Remember this advertisement during the presidential campaign in 2008? John McCain attacked Barack Obama's stance on age-appropriate sex education for all children, including Kindergartners.
Basically, Barack Obama supports age-appropriate sex-ed. In Kindergarten, that's teaching young children "good touch/bad touch" and ways that kids can protect themselves from pedophiles, like not talking to strangers, not going into a car of anyone they don't know, and telling a trusted adult if they've been touched inappropriately. It turned out that the bill wasn't even passed during Obama's time in the Illinois State Senate, and he wasn't even a co-sponsor, so it blew over and Barack Obama won the election.
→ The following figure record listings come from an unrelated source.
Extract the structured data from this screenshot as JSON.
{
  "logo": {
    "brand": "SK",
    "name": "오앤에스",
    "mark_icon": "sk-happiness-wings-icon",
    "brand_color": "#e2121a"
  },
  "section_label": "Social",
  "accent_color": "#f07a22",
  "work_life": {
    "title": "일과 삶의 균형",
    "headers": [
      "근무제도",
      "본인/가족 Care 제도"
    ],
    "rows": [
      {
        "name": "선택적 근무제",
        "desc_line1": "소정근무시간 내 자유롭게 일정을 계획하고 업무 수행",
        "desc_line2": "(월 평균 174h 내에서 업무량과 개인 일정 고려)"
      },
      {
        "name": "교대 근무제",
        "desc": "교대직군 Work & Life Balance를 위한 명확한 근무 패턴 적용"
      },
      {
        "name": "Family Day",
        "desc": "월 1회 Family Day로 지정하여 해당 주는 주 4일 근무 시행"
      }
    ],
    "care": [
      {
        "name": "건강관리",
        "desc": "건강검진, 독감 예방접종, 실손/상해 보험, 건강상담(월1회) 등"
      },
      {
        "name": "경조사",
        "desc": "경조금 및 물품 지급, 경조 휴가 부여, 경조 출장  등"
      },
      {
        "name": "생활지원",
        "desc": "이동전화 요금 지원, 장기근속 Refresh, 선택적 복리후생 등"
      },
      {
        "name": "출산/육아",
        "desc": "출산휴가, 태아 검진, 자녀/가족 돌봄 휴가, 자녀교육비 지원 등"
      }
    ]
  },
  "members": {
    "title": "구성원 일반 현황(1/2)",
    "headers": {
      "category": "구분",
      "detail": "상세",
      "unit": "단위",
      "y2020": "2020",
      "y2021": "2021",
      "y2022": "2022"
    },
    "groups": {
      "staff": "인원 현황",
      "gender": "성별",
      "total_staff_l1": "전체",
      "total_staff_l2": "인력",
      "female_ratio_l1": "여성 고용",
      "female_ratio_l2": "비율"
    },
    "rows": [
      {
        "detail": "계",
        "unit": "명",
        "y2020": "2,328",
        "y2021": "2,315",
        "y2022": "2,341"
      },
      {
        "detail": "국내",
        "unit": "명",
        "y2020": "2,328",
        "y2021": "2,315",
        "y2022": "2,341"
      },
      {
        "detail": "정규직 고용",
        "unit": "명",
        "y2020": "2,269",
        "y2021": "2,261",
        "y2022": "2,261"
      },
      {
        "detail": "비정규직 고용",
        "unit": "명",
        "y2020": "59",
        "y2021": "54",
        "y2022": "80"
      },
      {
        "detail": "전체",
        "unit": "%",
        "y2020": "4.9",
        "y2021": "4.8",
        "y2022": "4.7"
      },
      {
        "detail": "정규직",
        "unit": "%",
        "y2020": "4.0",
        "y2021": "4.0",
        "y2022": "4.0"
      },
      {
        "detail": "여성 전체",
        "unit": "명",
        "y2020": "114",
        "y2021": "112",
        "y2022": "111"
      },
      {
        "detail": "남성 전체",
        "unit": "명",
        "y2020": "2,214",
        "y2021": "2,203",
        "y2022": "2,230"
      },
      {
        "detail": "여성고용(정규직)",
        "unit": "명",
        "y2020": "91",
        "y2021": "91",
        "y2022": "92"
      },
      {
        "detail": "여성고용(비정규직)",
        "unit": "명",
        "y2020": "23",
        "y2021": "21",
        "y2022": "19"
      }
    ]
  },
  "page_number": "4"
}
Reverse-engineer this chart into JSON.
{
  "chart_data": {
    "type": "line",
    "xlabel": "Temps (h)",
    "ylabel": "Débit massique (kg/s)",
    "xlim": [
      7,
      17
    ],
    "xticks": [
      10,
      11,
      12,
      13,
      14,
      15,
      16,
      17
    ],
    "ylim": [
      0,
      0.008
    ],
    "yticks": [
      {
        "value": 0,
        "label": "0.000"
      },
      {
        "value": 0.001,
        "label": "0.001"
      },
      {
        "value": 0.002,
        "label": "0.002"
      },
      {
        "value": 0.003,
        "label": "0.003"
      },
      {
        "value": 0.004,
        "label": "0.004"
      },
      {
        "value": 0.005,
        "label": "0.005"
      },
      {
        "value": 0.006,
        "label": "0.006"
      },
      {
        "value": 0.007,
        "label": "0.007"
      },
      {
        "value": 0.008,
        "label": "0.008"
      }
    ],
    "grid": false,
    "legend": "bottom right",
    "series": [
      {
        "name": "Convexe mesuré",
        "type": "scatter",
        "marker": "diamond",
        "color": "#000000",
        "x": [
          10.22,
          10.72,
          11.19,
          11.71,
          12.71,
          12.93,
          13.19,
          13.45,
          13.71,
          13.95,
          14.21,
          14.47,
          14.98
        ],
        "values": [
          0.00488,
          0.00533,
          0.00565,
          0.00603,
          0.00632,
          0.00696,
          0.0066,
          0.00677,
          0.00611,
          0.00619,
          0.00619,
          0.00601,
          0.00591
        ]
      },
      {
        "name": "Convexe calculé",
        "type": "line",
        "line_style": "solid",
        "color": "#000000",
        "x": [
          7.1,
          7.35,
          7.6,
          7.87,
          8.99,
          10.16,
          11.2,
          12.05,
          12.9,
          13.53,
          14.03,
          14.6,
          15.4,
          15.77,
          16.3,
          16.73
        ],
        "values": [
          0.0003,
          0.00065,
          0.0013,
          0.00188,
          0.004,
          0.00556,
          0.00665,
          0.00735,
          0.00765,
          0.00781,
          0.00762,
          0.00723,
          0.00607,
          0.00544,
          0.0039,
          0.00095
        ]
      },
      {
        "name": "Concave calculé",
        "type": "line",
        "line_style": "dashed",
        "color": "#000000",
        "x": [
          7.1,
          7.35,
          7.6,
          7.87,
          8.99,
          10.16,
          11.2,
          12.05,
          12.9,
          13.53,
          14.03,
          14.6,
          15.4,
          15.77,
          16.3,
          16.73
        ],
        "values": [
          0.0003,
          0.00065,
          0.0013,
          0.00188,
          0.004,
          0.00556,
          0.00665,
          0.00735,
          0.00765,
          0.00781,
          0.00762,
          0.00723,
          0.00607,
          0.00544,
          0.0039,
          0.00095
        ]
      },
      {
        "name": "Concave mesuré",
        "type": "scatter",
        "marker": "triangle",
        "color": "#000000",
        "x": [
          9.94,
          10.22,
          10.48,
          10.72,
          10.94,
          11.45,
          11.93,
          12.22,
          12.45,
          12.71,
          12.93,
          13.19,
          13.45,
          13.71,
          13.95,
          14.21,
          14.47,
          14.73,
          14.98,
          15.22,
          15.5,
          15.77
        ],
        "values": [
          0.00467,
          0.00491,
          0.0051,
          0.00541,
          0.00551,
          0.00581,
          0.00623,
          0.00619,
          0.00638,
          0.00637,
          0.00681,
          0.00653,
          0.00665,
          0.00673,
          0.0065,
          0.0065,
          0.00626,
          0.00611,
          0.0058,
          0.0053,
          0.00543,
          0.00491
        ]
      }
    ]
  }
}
Let's fast forward to 2011. Kind of a lot has changed in less than 3 years, but there haven't been such radical changes taking place from where conservatives have kittens over someone somewhere suggesting that 5-year-olds know the difference between appropriate and inappropriate touching to where talking to those same kids about abortion is a-OK. But apparently it has, in this second wind of hippie free love, I guess.
Congressman Steve King (R-IA) admitted that he talks to children of all grade levels, including Kindergartners, about abortion. He said:
I often go into a high school auditorium or meet with people at even the K-through-12 level in their entirety, and I will tell them: “You will be asked to answer one of the most profound moral questions of our age and that is where do you stand on the abortion issue. And you need to only ask and answer two questions. The first question is do you believe that human life is sacred in all of its forms. Is the person sitting to your left and to your right and everyone in this room, is their life sacred?” And they’ll nod their heads.
Yes, which would mean they're pro-choice. Anti-choicers certainly don't see the life of the pregnant woman as sacred, since they see her death in childbirth or suicide as no great loss to humanity. Needless to say, that's not age-appropriate. It's also a stupid argument to make, and it's why I hate it when men and self-righteous teens are asked about this very profound moral question. Men in particular can have a really nice philosophical debate about abortion, because they don't experience abortion in the slightest, and they never will. Men might like to think that they experience it in the same way that women do, but that's because they're really stupid assholes who believe their superior man-brains and powerful imaginations can make them feel that way. The point is, the only person who can answer that question honestly is the woman experiencing the pregnancy and making the decision herself. It's really easy to say "I believe all life is sacred," or even, "Abortion is a morally acceptable decision all the time," and all of that philosophy flies out the window once she sees a plus sign on the pregnancy test. Oops. So to even pose that question to students who are too young to experience pregnancy or make a moral judgment is totally age-inappropriate and a bit brain-washy.